You have to give the folks over at the Hammacher catalog credit. Each year they try to find very pricey toys for those with disposable income and no concern for our troubled economy. And this is no cheap toy but a six foot, 1:150 scale model of the famous ship with three propellers powered by three 550-watt electric motors. According to the description, the model has been “Painstakingly reproduced at 1:150 scale and involving over 400 man-hours in its assembly, the model is constructed from over 300 individually handcrafted pieces, including sculpted cedar strips that overlay the molded fiberglass hull, white maple planks (stained to replicate the color of the originals) for the decking, and mahogany for various superstructures.” It comes with two rechargable batteries that allow for three hours of cruising power and allowing the model to cruise at 5 mph on calm water. Remote requires eight AA batteries (not included!–you would think for the money they could toss them in for free).
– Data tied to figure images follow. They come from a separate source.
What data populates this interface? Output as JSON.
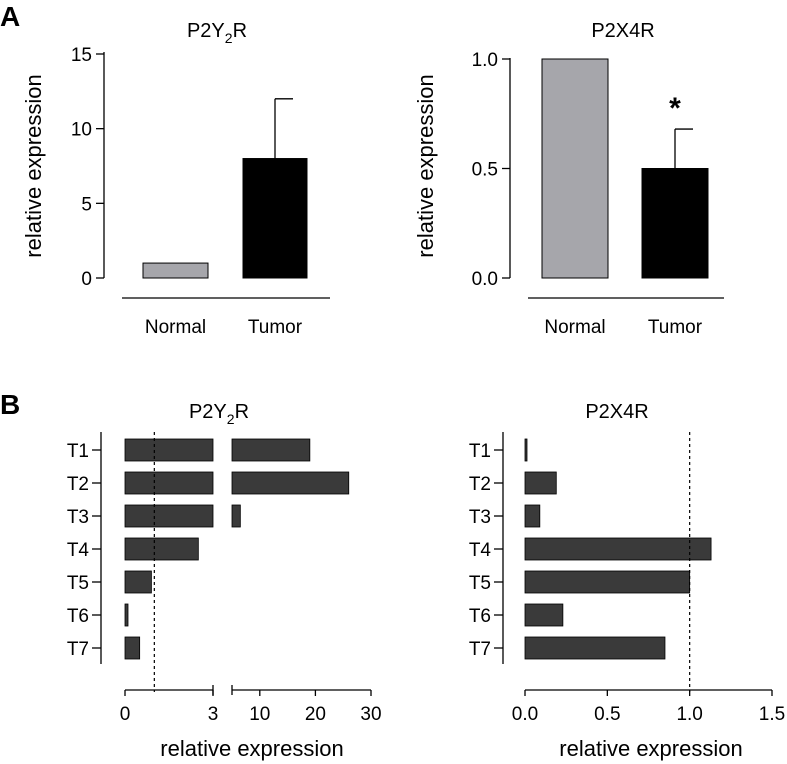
{
  "panels": {
    "a": "A",
    "b": "B"
  },
  "colors": {
    "normal": "#a6a6ab",
    "tumor": "#000000",
    "bar_b": "#3a3a3a"
  },
  "chart_data": [
    {
      "id": "a1",
      "type": "bar",
      "title_main": "P2Y",
      "title_sub": "2",
      "title_end": "R",
      "categories": [
        "Normal",
        "Tumor"
      ],
      "values": [
        1.0,
        8.0
      ],
      "error_upper": [
        null,
        12.0
      ],
      "ylabel": "relative expression",
      "ylim": [
        0,
        15
      ],
      "yticks": [
        "0",
        "5",
        "10",
        "15"
      ]
    },
    {
      "id": "a2",
      "type": "bar",
      "title": "P2X4R",
      "categories": [
        "Normal",
        "Tumor"
      ],
      "values": [
        1.0,
        0.5
      ],
      "error_upper": [
        null,
        0.68
      ],
      "significance": "*",
      "ylabel": "relative expression",
      "ylim": [
        0,
        1
      ],
      "yticks": [
        "0.0",
        "0.5",
        "1.0"
      ]
    },
    {
      "id": "b1",
      "type": "bar",
      "orientation": "horizontal",
      "title_main": "P2Y",
      "title_sub": "2",
      "title_end": "R",
      "categories": [
        "T1",
        "T2",
        "T3",
        "T4",
        "T5",
        "T6",
        "T7"
      ],
      "values": [
        19,
        26,
        6.5,
        2.5,
        0.9,
        0.1,
        0.5
      ],
      "axis_break": [
        3,
        5
      ],
      "xlim_low": [
        0,
        3
      ],
      "xlim_high": [
        5,
        30
      ],
      "xticks_low": [
        "0",
        "3"
      ],
      "xticks_high": [
        "10",
        "20",
        "30"
      ],
      "reference_line": 1,
      "xlabel": "relative expression"
    },
    {
      "id": "b2",
      "type": "bar",
      "orientation": "horizontal",
      "title": "P2X4R",
      "categories": [
        "T1",
        "T2",
        "T3",
        "T4",
        "T5",
        "T6",
        "T7"
      ],
      "values": [
        0.01,
        0.19,
        0.09,
        1.13,
        1.0,
        0.23,
        0.85
      ],
      "xlim": [
        0,
        1.5
      ],
      "xticks": [
        "0.0",
        "0.5",
        "1.0",
        "1.5"
      ],
      "reference_line": 1,
      "xlabel": "relative expression"
    }
  ]
}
It will cost you $2,500 and requires freight delivery. Iceberg not included. 🙂
The recent issue of The Titanic Commutator (Titanic Historical Society, Vol 33, Number 186) reports of a recent attempt to sell a fake Titanic envelope. The envelope was put up for sale online at the UK eBay site with an asking price of £750. The letter appeared to have sent from RMS Titanic to a Mrs J Woods, Altringham, Manchester. But according to Paul Louden-Brown it is a very clever fake.
The stamp used on the envelope appears at first glance to look legitimate but a closer examination reveals it is likely a stamp issued between 1934 and 1936. The King George stamp of 1912 looks similar to 1934-1936 but there are important differences. There was no solid color behind the King’s head in 1912 but rather lines. Also the 1934-1936 stamp turns out to be a rare stamp used for only two years. Brown also notes the paper used is typical of the waxed paper used after World War I rather than what was in use in 1912. Also the handwriting style Brown notes is more typical of the years after World War I. Other things such as the postmark being too large and the lettering too thin point to it being a fake. And it is not difficult to fake franking marks by using a heavy object.
The lesson here is simple: be very careful in buying Titanic memorabilia. Buy only from reputable sources that have authenticated the items as being genuine. And never ever buy such memorabilia sight unseen over the Internet.
In the Titanic FAQ posted on this site, I noted that several years ago the movie A Night To Remember had been put on a computer disc and viewable through the dvd player on your computer. But I was not sure that it had been converted to a full movie dvd. As it turns out, it is available as part of the Criterion Collection. The dvd is well worth getting for several reasons. First, the digital transfer is excellent with clear images and sound. Second, the this dvd like the computer version has the audio commentary by Don Lynch and Ken Marschall. That alone is worth the price in my book. They give a running commentary on every scene putting it all in context for those new to Titanic and those who have been avid enthusiasts for years. Finally there is a documentary called “The Making of A Night To Remember” which has some rare behind the scenes footage.
I have seen a lot of Titanic movies over the years and I still come back to this one as the best. I know many out there like Cameron’s Titanic, which is a fine movie in its own right. But it is a fictional story set in a historical context while A Night To Remember is based upon Walter Lord’s book of the same name. Remember to get the Criterion Collection and not just some poor quality copy that is floating out there. I got mine at Amazon but I imagine other places sell it as well.